Since, politically and economically, we are faced with global immediate disasters, the seemingly abstract slogan “LEAVE NO ONE BEHIND” is a harsh reality. I’d stress this by the strategy(-ies) of all those we really had left behind and are still leaving: those helpless in Afghanistan and closer to us - the tragedies of collapsing mental health for all ages and all social groups. 


Covid-19 is still hard to tackle, depressions that accompany or follow in really tragic contexts are just as hard. How do you pep up someone who’s not only sick but sure to lose his/her/their job and wonders where survival money will come from? How do you cheer up your daughter in New York, locked up in quarantine, alone with Covid-19 and no doctor ready to come help or allow her to enter a hospital? How do you fight the stress of a young mom facing both home office and home schooling at once? Future generations of women will probably pay a high price for the almost automatic reversion into traditional roles brought about by higher male salaries. 


Another trend that is here to stay is home office. It does mean rethinking the home environment, essentially designed for convenience and rest, meaning a further role confusion between the worker as employer, parent and neighbour. One concrete example: What to do about daytime drilling? It sometimes drives us to despair, even within legally admissible hours. Especially when you are on a business call inside your home office. 


What about the many silver linings of what has been a dramatic situation? First, the meaning and importance of family and tribal-social ties. A tribal tie here is one of shared convictions of any kind. 

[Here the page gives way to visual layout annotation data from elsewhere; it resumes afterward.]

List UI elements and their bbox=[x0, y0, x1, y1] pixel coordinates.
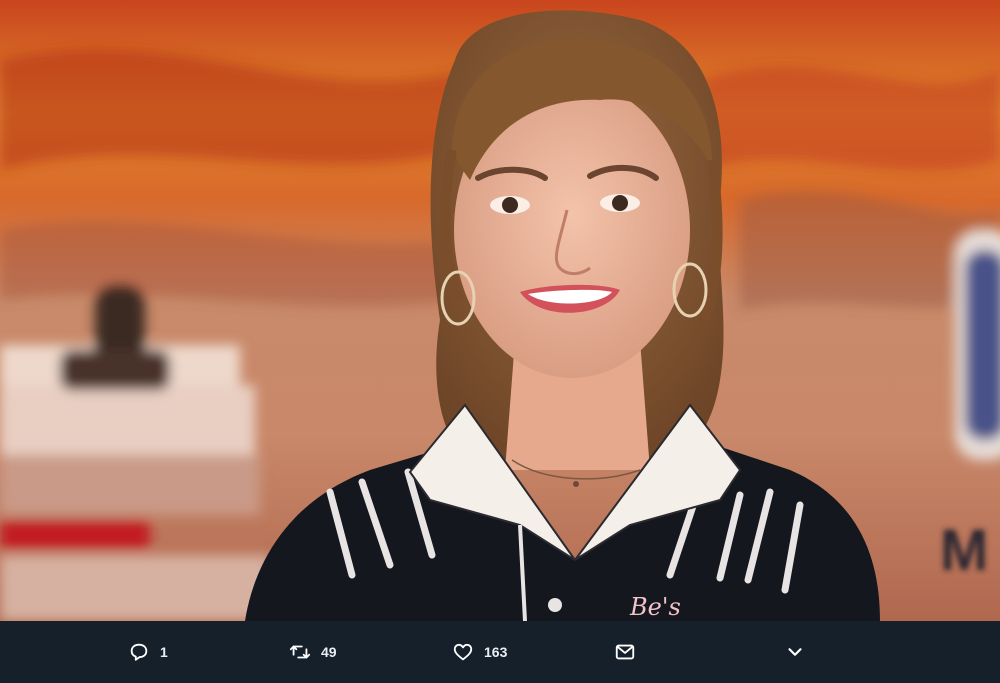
more-options-button[interactable] bbox=[784, 621, 806, 683]
chevron-down-icon bbox=[784, 641, 806, 663]
like-button[interactable]: 163 bbox=[452, 621, 507, 683]
retweet-icon bbox=[289, 641, 311, 663]
like-count: 163 bbox=[484, 644, 508, 660]
reply-button[interactable]: 1 bbox=[128, 621, 168, 683]
tweet-action-bar: 1 49 163 bbox=[0, 621, 1000, 683]
heart-icon bbox=[452, 641, 474, 663]
reply-count: 1 bbox=[160, 644, 168, 660]
direct-message-button[interactable] bbox=[614, 621, 636, 683]
photo-scene: M Be's bbox=[0, 0, 1000, 621]
tweet-photo[interactable]: M Be's bbox=[0, 0, 1000, 621]
retweet-count: 49 bbox=[321, 644, 337, 660]
envelope-icon bbox=[614, 641, 636, 663]
reply-icon bbox=[128, 641, 150, 663]
retweet-button[interactable]: 49 bbox=[289, 621, 337, 683]
sign-letter: M bbox=[940, 518, 988, 583]
uniform-logo: Be's bbox=[629, 593, 681, 621]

 During the worst quarantine period, exchanging news with the extended family and close friends took all of us a lot of time, especially given the time differences. When there were extreme circumstances, like forest fires, be it in California or Covid-19 pandemic situation in the Ukraine. In Ukraine some survival meant that public transportation no longer existed. Invention and optimism had to be a consistent companion. My son in California had his jeep survival packed for months now, ready at any moment to escape forest fires. In Ukraine, the fire fighters brought some essentials to people in need who had no car or money. 


To finish on a positive note, here is a picture of this end of crisis: my granddaughter Catleya, an unexpected fresh beauty and a citizen of the World upon her apparition as a conclusion. I immediately joined “Stop Asian Hate” and enjoyed after 42 years of non-babies, learning about the new ecological, biological and sustainable diapers.





Catleya



About the author: Colette Hartwich is a writer and a Development Assistance Specialist for the Grand Duchy of Luxemburg. She is also a patriotic diaspora Ukrainian who co-created a therapeutic farm for young Ukrainian autists in West UKraine.  She has four grandsons and a tiny granddaughter in the US. Ms. Hartwich lives in Berlin.

The opinions expressed in her postings are her own.